Proving Liability After a Dog Bite
When you’re bit by somebody else’s dog it can cause pretty serious injuries. However, just because a dog bites you doesn’t always mean that the homeowner will be found liable for your injuries. What we have to look at is how is that party or the dog owner going to be held liable?
For example, if you were breaking into somebody’s house and their guard dog attacks you, you wouldn’t think that you have a claim. This is one example of a case you might not be able to recover damages for the attack. Texas, in most circumstances, follows three potential courses for finding liability.
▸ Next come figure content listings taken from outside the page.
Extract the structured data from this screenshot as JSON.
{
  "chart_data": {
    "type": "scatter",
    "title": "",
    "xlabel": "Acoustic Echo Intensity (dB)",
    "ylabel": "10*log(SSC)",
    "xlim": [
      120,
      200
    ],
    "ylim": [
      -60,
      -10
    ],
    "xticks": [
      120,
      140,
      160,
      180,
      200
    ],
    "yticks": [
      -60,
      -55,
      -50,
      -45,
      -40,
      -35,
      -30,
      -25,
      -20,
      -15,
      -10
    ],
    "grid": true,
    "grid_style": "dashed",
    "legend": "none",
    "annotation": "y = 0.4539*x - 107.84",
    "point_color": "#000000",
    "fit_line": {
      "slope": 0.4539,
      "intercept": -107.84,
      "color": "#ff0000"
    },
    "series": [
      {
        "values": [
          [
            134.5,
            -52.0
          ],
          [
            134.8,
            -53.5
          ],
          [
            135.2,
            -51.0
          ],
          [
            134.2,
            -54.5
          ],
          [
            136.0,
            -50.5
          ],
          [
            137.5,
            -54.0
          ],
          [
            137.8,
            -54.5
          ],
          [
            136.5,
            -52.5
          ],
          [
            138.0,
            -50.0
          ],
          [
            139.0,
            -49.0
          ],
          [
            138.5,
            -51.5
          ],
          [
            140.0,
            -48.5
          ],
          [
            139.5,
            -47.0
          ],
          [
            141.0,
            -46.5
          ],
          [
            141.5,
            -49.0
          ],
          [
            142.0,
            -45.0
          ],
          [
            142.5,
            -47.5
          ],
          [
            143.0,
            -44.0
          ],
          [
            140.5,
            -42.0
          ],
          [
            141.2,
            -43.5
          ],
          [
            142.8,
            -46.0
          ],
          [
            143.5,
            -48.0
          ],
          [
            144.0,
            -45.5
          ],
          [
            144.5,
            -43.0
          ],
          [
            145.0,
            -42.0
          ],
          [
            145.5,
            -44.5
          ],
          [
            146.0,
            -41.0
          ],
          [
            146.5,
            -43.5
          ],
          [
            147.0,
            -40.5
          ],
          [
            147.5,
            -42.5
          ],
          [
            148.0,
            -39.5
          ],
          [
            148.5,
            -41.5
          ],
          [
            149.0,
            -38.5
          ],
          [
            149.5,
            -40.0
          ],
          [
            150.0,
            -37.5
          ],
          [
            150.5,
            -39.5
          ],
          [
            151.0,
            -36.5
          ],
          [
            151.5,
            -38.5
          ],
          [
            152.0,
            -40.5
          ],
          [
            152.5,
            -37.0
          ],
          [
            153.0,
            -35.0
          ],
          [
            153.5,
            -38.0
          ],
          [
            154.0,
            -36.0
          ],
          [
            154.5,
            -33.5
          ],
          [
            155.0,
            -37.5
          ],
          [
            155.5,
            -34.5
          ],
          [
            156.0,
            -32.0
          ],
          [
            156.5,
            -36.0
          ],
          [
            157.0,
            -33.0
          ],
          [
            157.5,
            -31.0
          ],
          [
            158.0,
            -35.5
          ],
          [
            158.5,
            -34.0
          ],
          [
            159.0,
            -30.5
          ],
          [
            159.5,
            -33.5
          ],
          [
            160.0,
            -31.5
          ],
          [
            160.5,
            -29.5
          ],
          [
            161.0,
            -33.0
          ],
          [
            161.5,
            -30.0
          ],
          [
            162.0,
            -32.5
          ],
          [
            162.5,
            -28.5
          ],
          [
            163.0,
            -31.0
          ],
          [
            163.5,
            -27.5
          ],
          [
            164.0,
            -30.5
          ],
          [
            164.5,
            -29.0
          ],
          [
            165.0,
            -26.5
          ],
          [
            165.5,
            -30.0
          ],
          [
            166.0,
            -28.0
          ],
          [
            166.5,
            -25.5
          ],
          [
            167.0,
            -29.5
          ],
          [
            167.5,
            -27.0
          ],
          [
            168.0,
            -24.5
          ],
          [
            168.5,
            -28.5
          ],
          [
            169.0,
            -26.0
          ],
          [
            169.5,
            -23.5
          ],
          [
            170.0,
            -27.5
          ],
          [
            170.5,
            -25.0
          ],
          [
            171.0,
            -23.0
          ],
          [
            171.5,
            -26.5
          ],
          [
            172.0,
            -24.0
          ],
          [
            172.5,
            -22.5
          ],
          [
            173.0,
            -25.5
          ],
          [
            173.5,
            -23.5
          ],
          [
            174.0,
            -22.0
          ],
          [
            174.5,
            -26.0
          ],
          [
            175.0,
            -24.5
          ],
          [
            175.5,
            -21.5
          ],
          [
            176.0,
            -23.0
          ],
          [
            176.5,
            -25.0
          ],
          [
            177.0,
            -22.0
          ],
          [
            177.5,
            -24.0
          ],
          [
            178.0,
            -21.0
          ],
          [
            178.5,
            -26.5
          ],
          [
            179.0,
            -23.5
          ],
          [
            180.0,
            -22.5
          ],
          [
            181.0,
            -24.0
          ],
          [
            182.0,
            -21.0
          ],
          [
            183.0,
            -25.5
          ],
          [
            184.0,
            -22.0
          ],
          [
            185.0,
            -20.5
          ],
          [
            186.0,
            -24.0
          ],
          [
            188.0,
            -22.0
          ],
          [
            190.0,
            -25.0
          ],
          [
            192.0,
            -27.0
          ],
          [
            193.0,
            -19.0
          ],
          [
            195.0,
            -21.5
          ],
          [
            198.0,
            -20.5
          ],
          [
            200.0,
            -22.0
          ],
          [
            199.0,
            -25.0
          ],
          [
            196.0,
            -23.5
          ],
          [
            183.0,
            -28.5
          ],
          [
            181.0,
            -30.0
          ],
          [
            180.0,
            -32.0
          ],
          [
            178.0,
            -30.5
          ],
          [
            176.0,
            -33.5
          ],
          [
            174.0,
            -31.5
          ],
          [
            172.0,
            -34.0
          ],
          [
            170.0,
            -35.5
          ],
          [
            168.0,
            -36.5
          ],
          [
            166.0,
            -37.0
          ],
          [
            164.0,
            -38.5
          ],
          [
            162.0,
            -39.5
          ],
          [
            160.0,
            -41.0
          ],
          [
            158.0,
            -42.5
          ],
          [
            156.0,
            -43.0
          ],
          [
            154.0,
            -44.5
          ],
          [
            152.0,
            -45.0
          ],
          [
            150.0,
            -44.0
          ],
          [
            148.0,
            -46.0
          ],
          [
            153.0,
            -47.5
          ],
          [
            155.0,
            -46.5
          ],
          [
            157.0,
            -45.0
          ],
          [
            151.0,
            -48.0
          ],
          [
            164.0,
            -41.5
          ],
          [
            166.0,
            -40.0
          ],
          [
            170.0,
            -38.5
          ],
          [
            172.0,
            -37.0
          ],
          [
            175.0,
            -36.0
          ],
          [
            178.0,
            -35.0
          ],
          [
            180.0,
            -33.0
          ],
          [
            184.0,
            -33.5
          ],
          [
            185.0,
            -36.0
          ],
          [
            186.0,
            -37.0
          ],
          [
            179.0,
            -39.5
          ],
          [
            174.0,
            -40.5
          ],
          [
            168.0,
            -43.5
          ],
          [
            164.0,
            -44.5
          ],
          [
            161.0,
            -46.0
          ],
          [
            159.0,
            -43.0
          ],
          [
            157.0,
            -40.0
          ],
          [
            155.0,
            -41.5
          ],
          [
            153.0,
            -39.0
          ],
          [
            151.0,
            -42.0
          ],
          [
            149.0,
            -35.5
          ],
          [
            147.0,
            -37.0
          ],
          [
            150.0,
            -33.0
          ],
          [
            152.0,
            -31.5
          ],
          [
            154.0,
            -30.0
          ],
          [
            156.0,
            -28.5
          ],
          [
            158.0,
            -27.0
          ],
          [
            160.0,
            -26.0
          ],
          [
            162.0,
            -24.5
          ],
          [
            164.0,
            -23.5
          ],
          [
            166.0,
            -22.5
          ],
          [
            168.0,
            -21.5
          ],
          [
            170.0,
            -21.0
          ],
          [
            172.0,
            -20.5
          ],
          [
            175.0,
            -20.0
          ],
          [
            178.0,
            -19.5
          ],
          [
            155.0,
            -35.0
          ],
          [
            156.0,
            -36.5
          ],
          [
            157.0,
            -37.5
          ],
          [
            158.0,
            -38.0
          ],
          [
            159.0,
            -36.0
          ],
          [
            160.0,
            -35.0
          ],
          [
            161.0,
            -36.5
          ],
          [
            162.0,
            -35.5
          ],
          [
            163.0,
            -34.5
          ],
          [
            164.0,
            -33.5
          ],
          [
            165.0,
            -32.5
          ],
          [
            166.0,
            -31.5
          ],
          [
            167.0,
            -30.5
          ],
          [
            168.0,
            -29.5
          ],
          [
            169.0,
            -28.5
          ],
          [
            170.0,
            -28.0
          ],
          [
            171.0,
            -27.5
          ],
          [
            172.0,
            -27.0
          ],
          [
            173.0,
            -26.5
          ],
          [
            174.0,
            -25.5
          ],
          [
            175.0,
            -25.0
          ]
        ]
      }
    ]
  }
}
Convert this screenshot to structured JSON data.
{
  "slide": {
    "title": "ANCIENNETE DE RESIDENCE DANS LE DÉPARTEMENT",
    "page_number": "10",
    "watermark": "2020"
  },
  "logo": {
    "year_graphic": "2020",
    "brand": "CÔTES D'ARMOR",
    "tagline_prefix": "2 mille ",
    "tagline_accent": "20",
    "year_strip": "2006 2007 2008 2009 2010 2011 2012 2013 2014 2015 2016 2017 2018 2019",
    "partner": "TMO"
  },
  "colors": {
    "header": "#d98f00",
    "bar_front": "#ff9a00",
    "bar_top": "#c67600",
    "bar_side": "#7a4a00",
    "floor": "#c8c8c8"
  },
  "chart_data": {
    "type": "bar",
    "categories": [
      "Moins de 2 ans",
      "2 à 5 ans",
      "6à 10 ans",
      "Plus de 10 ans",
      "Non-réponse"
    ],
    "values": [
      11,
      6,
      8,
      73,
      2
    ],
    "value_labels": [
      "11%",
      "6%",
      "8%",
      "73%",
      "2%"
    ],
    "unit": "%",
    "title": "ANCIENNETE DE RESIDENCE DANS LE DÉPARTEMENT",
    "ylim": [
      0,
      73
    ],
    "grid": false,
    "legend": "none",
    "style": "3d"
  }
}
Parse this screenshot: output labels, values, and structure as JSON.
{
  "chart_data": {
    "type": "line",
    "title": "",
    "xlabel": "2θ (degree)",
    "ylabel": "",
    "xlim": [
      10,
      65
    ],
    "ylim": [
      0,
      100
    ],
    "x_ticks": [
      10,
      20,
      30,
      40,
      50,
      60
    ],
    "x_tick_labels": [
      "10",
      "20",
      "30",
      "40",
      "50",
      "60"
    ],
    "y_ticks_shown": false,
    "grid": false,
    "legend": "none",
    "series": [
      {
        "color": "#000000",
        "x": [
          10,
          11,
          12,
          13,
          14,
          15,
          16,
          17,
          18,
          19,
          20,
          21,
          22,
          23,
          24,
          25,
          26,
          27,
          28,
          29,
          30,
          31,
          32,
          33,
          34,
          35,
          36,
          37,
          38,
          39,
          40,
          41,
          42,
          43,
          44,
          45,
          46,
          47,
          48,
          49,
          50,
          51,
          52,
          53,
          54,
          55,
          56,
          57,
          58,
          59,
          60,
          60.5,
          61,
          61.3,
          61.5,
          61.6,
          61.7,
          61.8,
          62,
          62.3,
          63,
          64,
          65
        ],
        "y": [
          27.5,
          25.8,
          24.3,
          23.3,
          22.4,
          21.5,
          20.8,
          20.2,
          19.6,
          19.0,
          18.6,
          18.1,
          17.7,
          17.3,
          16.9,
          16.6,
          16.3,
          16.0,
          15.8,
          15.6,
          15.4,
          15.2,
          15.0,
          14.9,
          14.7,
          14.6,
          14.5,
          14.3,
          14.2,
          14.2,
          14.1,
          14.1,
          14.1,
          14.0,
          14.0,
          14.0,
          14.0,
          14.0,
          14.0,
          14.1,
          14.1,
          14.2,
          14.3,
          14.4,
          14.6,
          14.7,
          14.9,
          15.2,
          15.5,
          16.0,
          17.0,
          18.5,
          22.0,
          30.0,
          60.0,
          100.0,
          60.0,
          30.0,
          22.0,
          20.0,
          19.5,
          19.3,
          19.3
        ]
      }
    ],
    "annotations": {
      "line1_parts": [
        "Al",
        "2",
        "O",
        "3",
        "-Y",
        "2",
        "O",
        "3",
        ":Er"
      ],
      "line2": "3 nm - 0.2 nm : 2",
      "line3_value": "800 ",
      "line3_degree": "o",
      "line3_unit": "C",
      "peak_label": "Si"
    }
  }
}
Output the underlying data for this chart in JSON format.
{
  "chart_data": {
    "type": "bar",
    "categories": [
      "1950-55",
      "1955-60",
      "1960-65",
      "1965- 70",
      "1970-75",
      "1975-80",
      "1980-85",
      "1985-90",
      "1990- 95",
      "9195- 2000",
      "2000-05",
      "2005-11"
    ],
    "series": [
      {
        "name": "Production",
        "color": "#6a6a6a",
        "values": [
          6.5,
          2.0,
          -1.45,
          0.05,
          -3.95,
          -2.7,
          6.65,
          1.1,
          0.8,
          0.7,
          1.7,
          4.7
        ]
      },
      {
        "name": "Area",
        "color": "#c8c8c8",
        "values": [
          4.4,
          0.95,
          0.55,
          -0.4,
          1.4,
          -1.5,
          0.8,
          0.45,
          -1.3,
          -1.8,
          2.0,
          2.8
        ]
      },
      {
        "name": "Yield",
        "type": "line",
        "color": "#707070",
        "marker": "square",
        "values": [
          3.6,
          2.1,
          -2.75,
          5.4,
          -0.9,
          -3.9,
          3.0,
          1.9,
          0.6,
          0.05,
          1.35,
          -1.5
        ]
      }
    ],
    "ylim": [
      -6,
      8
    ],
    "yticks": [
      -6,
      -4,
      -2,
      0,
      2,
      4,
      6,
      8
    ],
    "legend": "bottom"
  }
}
One is that the dog is a dangerous dog. This is generally defined by a local ordinance. In every city or county they have a procedure or set of standards used to declare a dog dangerous. Most of the time it boils down to whether the dog has bit or scratched another dog or a person in the past. If there’s a prior reported bit incident, they’re usually going to be determined to be a dangerous dog. In that case, the owner is going to be liable under most circumstances for your bite.
The other is a finding of negligence per se. That means that the dog owner violated some sort of ordinance or statute regarding the dog. That usually means a leash law. Of course the violation has to have caused your injuries. A violation like keeping more pets than you’re allowed to in the city doesn’t necessarily lead to being bit, but failing to restrain the dog on a leash certainly may have.
The last category is just standard negligence. Did the owner fail to do something or behave in a way that’s negligent? One example of proving negligence is by showing they failed to inspect for holes in their fence and the dog escaping led to an attack. Negligence claims are typically the harder way to prove a dog bite.